The Biden and later Trump era diplomatic back and forth over designations and possible punitive steps has itself become another theatre in which Nigeria’s internal security failures are litigated.
Yet the whistleblower’s allegation that a sitting minister kept direct lines to commanders and used them for political ends if true would expose a different and more corrosive problem: the capture of parts of the state by local power brokers.
Forensic clarity is needed. The whistleblower’s specifics — amounts, dates, named intermediaries, even the suggested price paid for rustled cattle — are evidence that requires verification. Independent investigators must cross check phone records, procurement logs, vehicle registration documents and payments to determine whether state resources were diverted to armed groups.
Journalists and prosecutors alike should seek documentary proof of the alleged transfer of 36 Hilux pickups and any procurement orders linked to state coffers.
Previous reporting has both alleged vehicle dashes to bandits and recorded denials from government offices, so documentary work will be decisive.
There is also a political dimension that cannot be ignored. The whistleblower claims Matawalle used his influence over bandit networks to deliver votes in 2023 and plans to do so again in 2027.
Vote coercion by armed groups would fundamentally undermine the integrity of Nigeria’s electoral process and would require swift response from the Independent National Electoral Commission and security agencies.
If proved, such a scheme would demand criminal investigations into electoral offences as well as into the underlying security breaches.
What must happen next is plain.
The allegations should be independently investigated by a properly empowered body free from political interference. Parliament should consider formal hearings.
Security agencies must publish what they know about the claimed vehicle transfers and the continuing communication lines alleged by the source.

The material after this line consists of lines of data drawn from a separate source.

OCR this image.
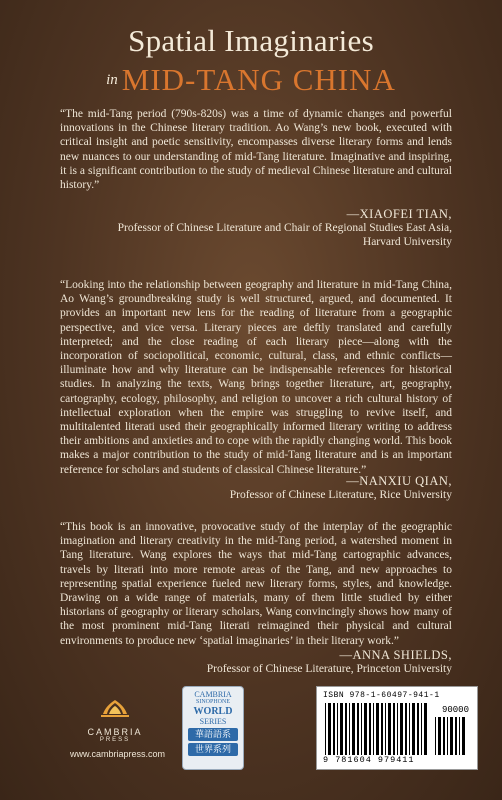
Spatial Imaginaries
in MID-TANG CHINA
“The mid-Tang period (790s-820s) was a time of dynamic changes and powerful innovations in the Chinese literary tradition. Ao Wang’s new book, executed with critical insight and poetic sensitivity, encompasses diverse literary forms and lends new nuances to our understanding of mid-Tang literature. Imaginative and inspiring, it is a significant contribution to the study of medieval Chinese literature and cultural history.”
—XIAOFEI TIAN,
Professor of Chinese Literature and Chair of Regional Studies East Asia,
Harvard University
“Looking into the relationship between geography and literature in mid-Tang China, Ao Wang’s groundbreaking study is well structured, argued, and documented. It provides an important new lens for the reading of literature from a geographic perspective, and vice versa. Literary pieces are deftly translated and carefully interpreted; and the close reading of each literary piece—along with the incorporation of sociopolitical, economic, cultural, class, and ethnic conflicts—illuminate how and why literature can be indispensable references for historical studies. In analyzing the texts, Wang brings together literature, art, geography, cartography, ecology, philosophy, and religion to uncover a rich cultural history of intellectual exploration when the empire was struggling to revive itself, and multitalented literati used their geographically informed literary writing to address their ambitions and anxieties and to cope with the rapidly changing world. This book makes a major contribution to the study of mid-Tang literature and is an important reference for scholars and students of classical Chinese literature.”
—NANXIU QIAN,
Professor of Chinese Literature, Rice University
“This book is an innovative, provocative study of the interplay of the geographic imagination and literary creativity in the mid-Tang period, a watershed moment in Tang literature. Wang explores the ways that mid-Tang cartographic advances, travels by literati into more remote areas of the Tang, and new approaches to representing spatial experience fueled new literary forms, styles, and knowledge. Drawing on a wide range of materials, many of them little studied by either historians of geography or literary scholars, Wang convincingly shows how many of the most prominent mid-Tang literati reimagined their physical and cultural environments to produce new ‘spatial imaginaries’ in their literary work.”
—ANNA SHIELDS,
Professor of Chinese Literature, Princeton University
CAMBRIA
PRESS
www.cambriapress.com
CAMBRIA
SINOPHONE
WORLD
SERIES
華語語系
世界系列
ISBN 978-1-60497-941-1
90000
9 781604 979411
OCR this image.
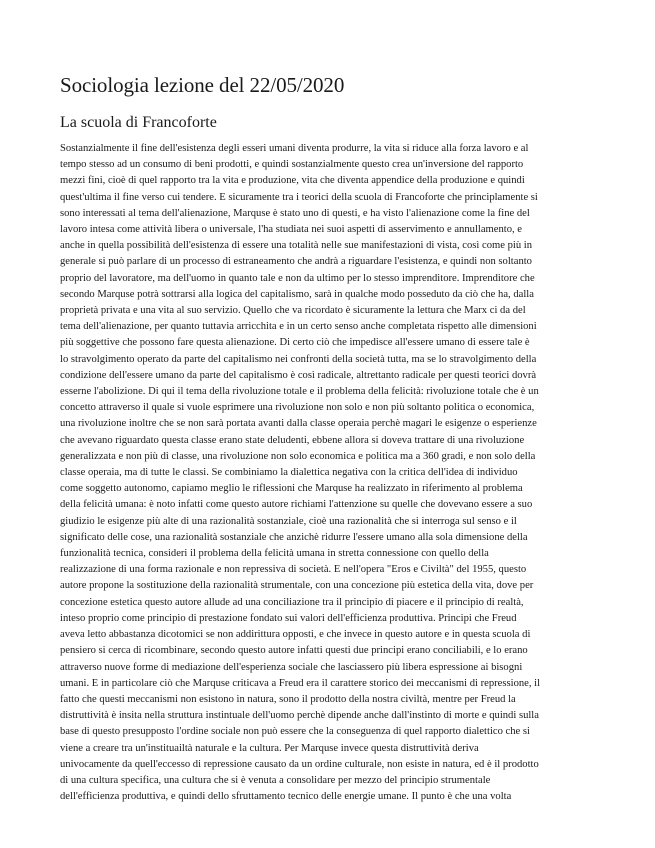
Sociologia lezione del 22/05/2020
La scuola di Francoforte

Sostanzialmente il fine dell'esistenza degli esseri umani diventa produrre, la vita si riduce alla forza lavoro e al
tempo stesso ad un consumo di beni prodotti, e quindi sostanzialmente questo crea un'inversione del rapporto
mezzi fini, cioè di quel rapporto tra la vita e produzione, vita che diventa appendice della produzione e quindi
quest'ultima il fine verso cui tendere. E sicuramente tra i teorici della scuola di Francoforte che principlamente si
sono interessati al tema dell'alienazione, Marquse è stato uno di questi, e ha visto l'alienazione come la fine del
lavoro intesa come attività libera o universale, l'ha studiata nei suoi aspetti di asservimento e annullamento, e
anche in quella possibilità dell'esistenza di essere una totalità nelle sue manifestazioni di vista, così come più in
generale si può parlare di un processo di estraneamento che andrà a riguardare l'esistenza, e quindi non soltanto
proprio del lavoratore, ma dell'uomo in quanto tale e non da ultimo per lo stesso imprenditore. Imprenditore che
secondo Marquse potrà sottrarsi alla logica del capitalismo, sarà in qualche modo posseduto da ciò che ha, dalla
proprietà privata e una vita al suo servizio. Quello che va ricordato è sicuramente la lettura che Marx ci da del
tema dell'alienazione, per quanto tuttavia arricchita e in un certo senso anche completata rispetto alle dimensioni
più soggettive che possono fare questa alienazione. Di certo ciò che impedisce all'essere umano di essere tale è
lo stravolgimento operato da parte del capitalismo nei confronti della società tutta, ma se lo stravolgimento della
condizione dell'essere umano da parte del capitalismo è così radicale, altrettanto radicale per questi teorici dovrà
esserne l'abolizione. Di qui il tema della rivoluzione totale e il problema della felicità: rivoluzione totale che è un
concetto attraverso il quale si vuole esprimere una rivoluzione non solo e non più soltanto politica o economica,
una rivoluzione inoltre che se non sarà portata avanti dalla classe operaia perchè magari le esigenze o esperienze
che avevano riguardato questa classe erano state deludenti, ebbene allora si doveva trattare di una rivoluzione
generalizzata e non più di classe, una rivoluzione non solo economica e politica ma a 360 gradi, e non solo della
classe operaia, ma di tutte le classi. Se combiniamo la dialettica negativa con la critica dell'idea di individuo
come soggetto autonomo, capiamo meglio le riflessioni che Marquse ha realizzato in riferimento al problema
della felicità umana: è noto infatti come questo autore richiami l'attenzione su quelle che dovevano essere a suo
giudizio le esigenze più alte di una razionalità sostanziale, cioè una razionalità che si interroga sul senso e il
significato delle cose, una razionalità sostanziale che anzichè ridurre l'essere umano alla sola dimensione della
funzionalità tecnica, consideri il problema della felicità umana in stretta connessione con quello della
realizzazione di una forma razionale e non repressiva di società. E nell'opera "Eros e Civiltà" del 1955, questo
autore propone la sostituzione della razionalità strumentale, con una concezione più estetica della vita, dove per
concezione estetica questo autore allude ad una conciliazione tra il principio di piacere e il principio di realtà,
inteso proprio come principio di prestazione fondato sui valori dell'efficienza produttiva. Principi che Freud
aveva letto abbastanza dicotomici se non addirittura opposti, e che invece in questo autore e in questa scuola di
pensiero si cerca di ricombinare, secondo questo autore infatti questi due principi erano conciliabili, e lo erano
attraverso nuove forme di mediazione dell'esperienza sociale che lasciassero più libera espressione ai bisogni
umani. E in particolare ciò che Marquse criticava a Freud era il carattere storico dei meccanismi di repressione, il
fatto che questi meccanismi non esistono in natura, sono il prodotto della nostra civiltà, mentre per Freud la
distruttività è insita nella struttura instintuale dell'uomo perchè dipende anche dall'instinto di morte e quindi sulla
base di questo presupposto l'ordine sociale non può essere che la conseguenza di quel rapporto dialettico che si
viene a creare tra un'instituailtà naturale e la cultura. Per Marquse invece questa distruttività deriva
univocamente da quell'eccesso di repressione causato da un ordine culturale, non esiste in natura, ed è il prodotto
di una cultura specifica, una cultura che si è venuta a consolidare per mezzo del principio strumentale
dell'efficienza produttiva, e quindi dello sfruttamento tecnico delle energie umane. Il punto è che una volta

Above all the families of victims of banditry and those fearful of future attacks deserve transparency and tangible steps to dismantle any nexus between officials and armed criminals. The nation’s security cannot be rebuilt on denial or on selective prosecutions.
This is an exclusive set of allegations with immense implications for national security and democratic integrity. They deserve to be treated without fear or favour and with the professional rigour that a country in crisis must insist on.
Only a full, public accounting can restore confidence and ensure that the violence consuming communities in the Northwest is neither enabled nor tolerated by those charged with defending the state.